NHLPA could work past CBA expiration
Donald Fehr neither tipped his hand, nor gave cause for alarm with the NHL collective bargaining agreement set to expire Sept. 15.
In fact, the NHLPA’s executive director left open the possibility that his union would consider working without a contract past the deadline if
meaningful negotiations are already taking place.
Fehr’s comments were made in Chicago following three days of discussion by the union’s executive board on the next CBA.
Flyers winger Scott Hartnell is among the 31 players on the newly announced negotiating committee. Throughout the months ahead, about 10 players are expected to attend every meeting.
Unlike the last negotiating sessions with then union executive director Bob Goodenow and later Ted Saskin, who openly debated issues with the media, Fehr was understated and careful in what he said, insisting that internal discussions within the union will remain that way.
For instance, Fehr would not comment on what the executive committee felt was the single biggest player priority heading into the next CBA.
Nor would he not discuss “what if” lockout scenarios. And he would not talk about what the owners are quietly already saying among themselves: that player revenue shares must be reduced from 57 percent to 51 percent.
“I'm not getting into specifics on how we might react to hypothetical proposals,” Fehr said.
Even though both the NFL and NBA got substantial givebacks on player revenue sharing in their most recent CBAs following lockouts, the NHL has already admitted a 64 percent increase in revenues since the last lockout (2004-05), making it unlikely the players will concede that much of a percentage drop.

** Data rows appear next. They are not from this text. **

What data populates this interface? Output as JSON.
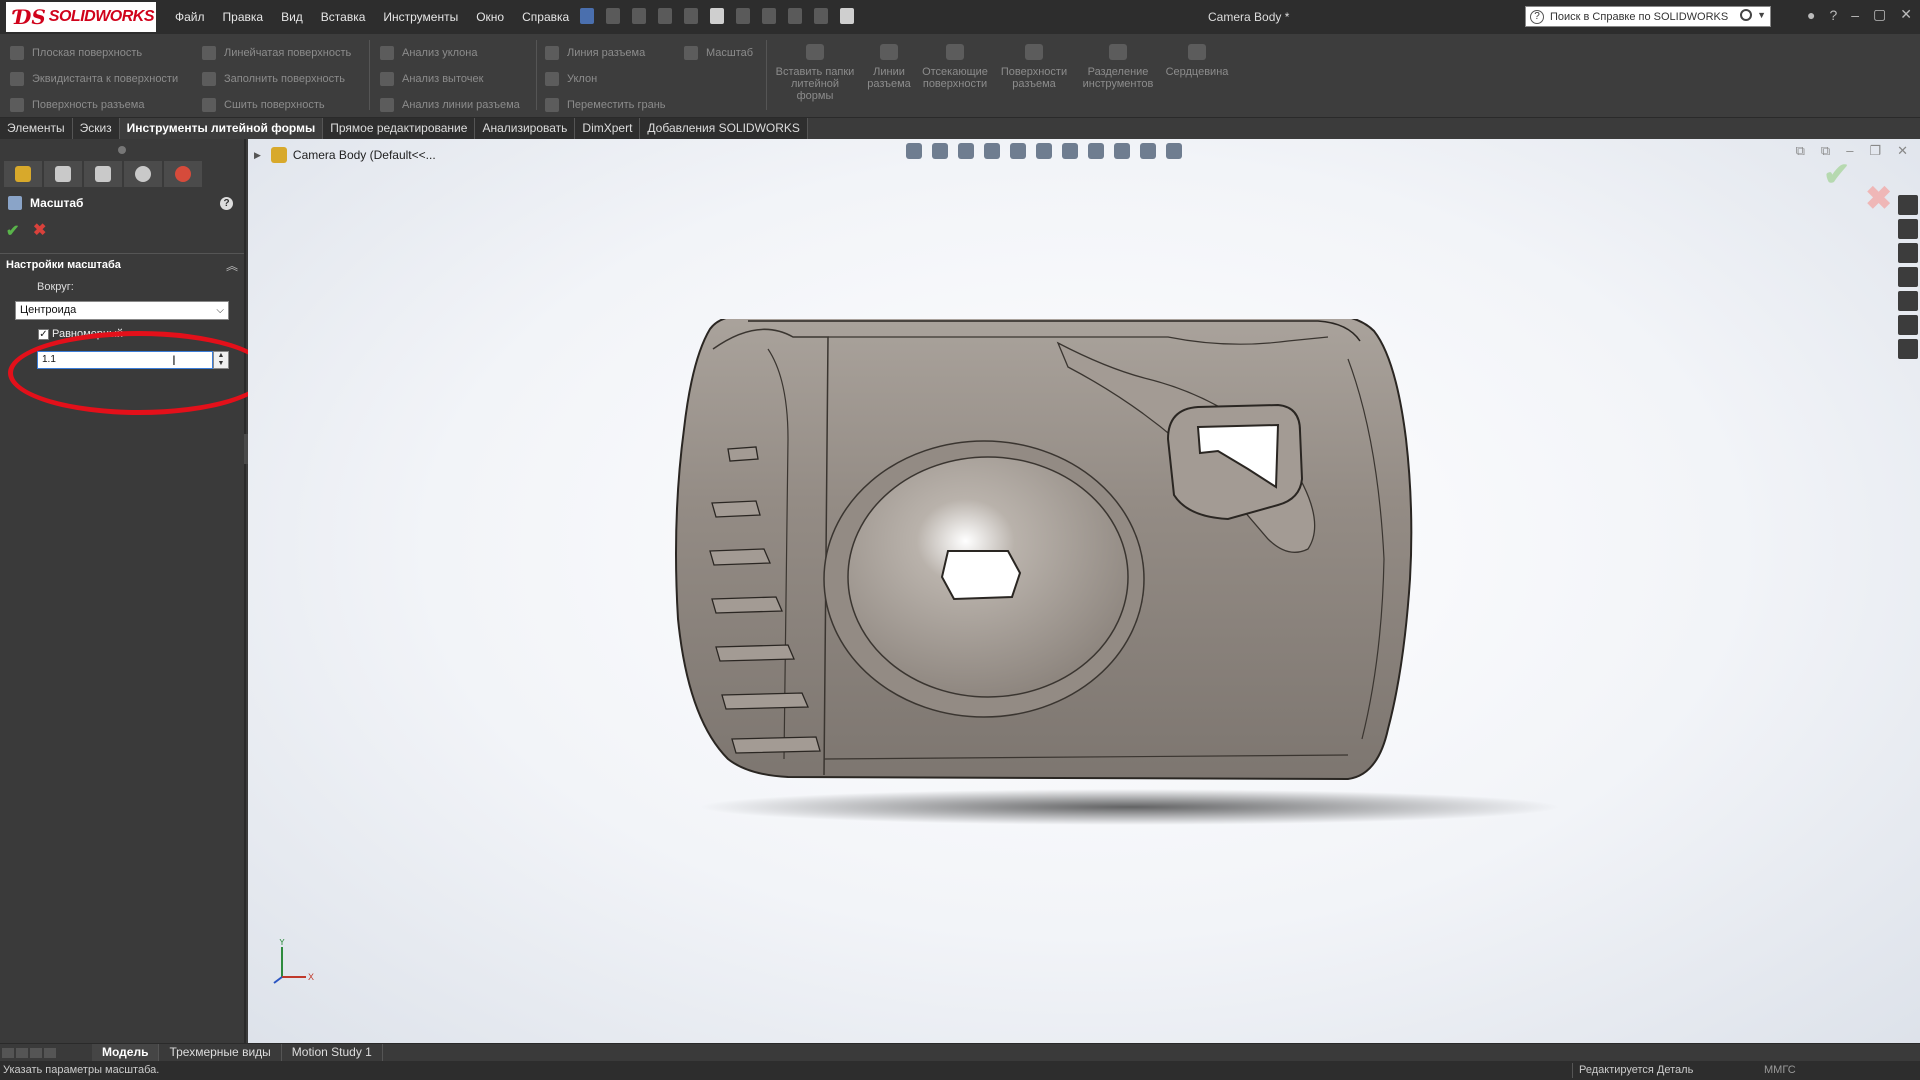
{
  "app": {
    "logo_ds": "ƊS",
    "logo_text": "SOLIDWORKS",
    "doc_title": "Camera Body *"
  },
  "menu": [
    "Файл",
    "Правка",
    "Вид",
    "Вставка",
    "Инструменты",
    "Окно",
    "Справка"
  ],
  "search": {
    "placeholder": "Поиск в Справке по SOLIDWORKS",
    "help_glyph": "?"
  },
  "window_controls": [
    "–",
    "▢",
    "✕"
  ],
  "command_manager": {
    "col1": [
      "Плоская поверхность",
      "Эквидистанта к поверхности",
      "Поверхность разъема"
    ],
    "col2": [
      "Линейчатая поверхность",
      "Заполнить поверхность",
      "Сшить поверхность"
    ],
    "col3": [
      "Анализ уклона",
      "Анализ выточек",
      "Анализ линии разъема"
    ],
    "col4": [
      "Линия разъема",
      "Уклон",
      "Переместить грань"
    ],
    "col4b": "Масштаб",
    "big": [
      "Вставить папки литейной формы",
      "Линии разъема",
      "Отсекающие поверхности",
      "Поверхности разъема",
      "Разделение инструментов",
      "Сердцевина"
    ]
  },
  "tabs": [
    "Элементы",
    "Эскиз",
    "Инструменты литейной формы",
    "Прямое редактирование",
    "Анализировать",
    "DimXpert",
    "Добавления SOLIDWORKS"
  ],
  "property_manager": {
    "title": "Масштаб",
    "help": "?",
    "ok": "✔",
    "cancel": "✖",
    "group_title": "Настройки масштаба",
    "about_label": "Вокруг:",
    "about_value": "Центроида",
    "uniform_label": "Равномерный",
    "uniform_checked": true,
    "factor_value": "1.1"
  },
  "tree": {
    "root": "Camera Body  (Default<<..."
  },
  "viewport_controls": [
    "⧉",
    "⧉",
    "–",
    "❐",
    "✕"
  ],
  "confirm": {
    "ok": "✔",
    "cancel": "✖"
  },
  "triad": {
    "x": "X",
    "y": "Y"
  },
  "bottom_tabs": [
    "Модель",
    "Трехмерные виды",
    "Motion Study 1"
  ],
  "status": {
    "message": "Указать параметры масштаба.",
    "editing": "Редактируется Деталь",
    "units": "ММГС"
  },
  "colors": {
    "accent_red": "#d0021b",
    "ok_green": "#59b44a",
    "cancel_red": "#d9413b",
    "model": "#948c85"
  }
}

The problem continues to be 10-12 clubs that spend to the salary cap maximum and earn strong profits, then the remainder of the league that either struggles to make ends meet or simply loses money.
Fehr also said he wasn’t concerned that he did not have an advance agenda from NHL commissioner Gary Bettman or deputy Bill Daly as to what the owners consider points of contention.
Talks between the two sides are expected to commence Friday and continue through the summer and into fall.
Fehr attended Bettman’s “Commissioner’s Address” at the Stanley Cup Final.
“He had a number of things to say there, most significant of which was that the league and the game have had a good couple of years, in particular, this year, with another year of record revenues, great TV ratings and other things …” Fehr said.
“He’s certainly right about all of that. When we approach negotiations, the object is to get a deal done and continue that momentum and continue it uninterrupted. We certainly hope to do that.”
Pertaining to working past the Sept. 15 deadline, Fehr said, “The players haven’t considered what they would do on Sept. 15 or another date if an agreement is not in place. It’s our hope that is not anything we will have to worry about.
“…when a contract expires, if there is no new agreement, and if the parties are willing to continue negotiating to try and get it, you continue to work under the terms of the old agreement until somebody is no longer willing to do that.”
Fehr said that given the league’s record revenues, TV ratings, and so forth, “all of that is good news,” and that both sides should take credit for it.
During the last CBA discussions, a great deal of distrust surrounded both sides as the lockout wore on and the entire season was lost.
Fehr was asked whether there is any angst among the players in terms of “trust” issues as the two sides prepare a new deal. The lockout left deep wounds between the players and owners.
(That said, some of the players' distrust came within the fractured union itself that began negotiations with Goodenow, finished with Saskin, and then later fired him over privacy issues with the union’s e-mail system.)
“From my standpoint, there’s two senses of trust that has to develop,” Fehr said. “The first one is, among the players and the staff, for and with one another. You gotta get that right.”
He said he spent the past 18 months meeting with players and trying to make sure both sides spoke “the same language.”
“Over time, relationships develop,” Fehr said. “This particular relationship with marrying personalities with me on one side and Gary on the other, is something that has to develop over time.
“You would hope there would be great trust. And you would hope that would flow from developing a common understanding of what the background facts are.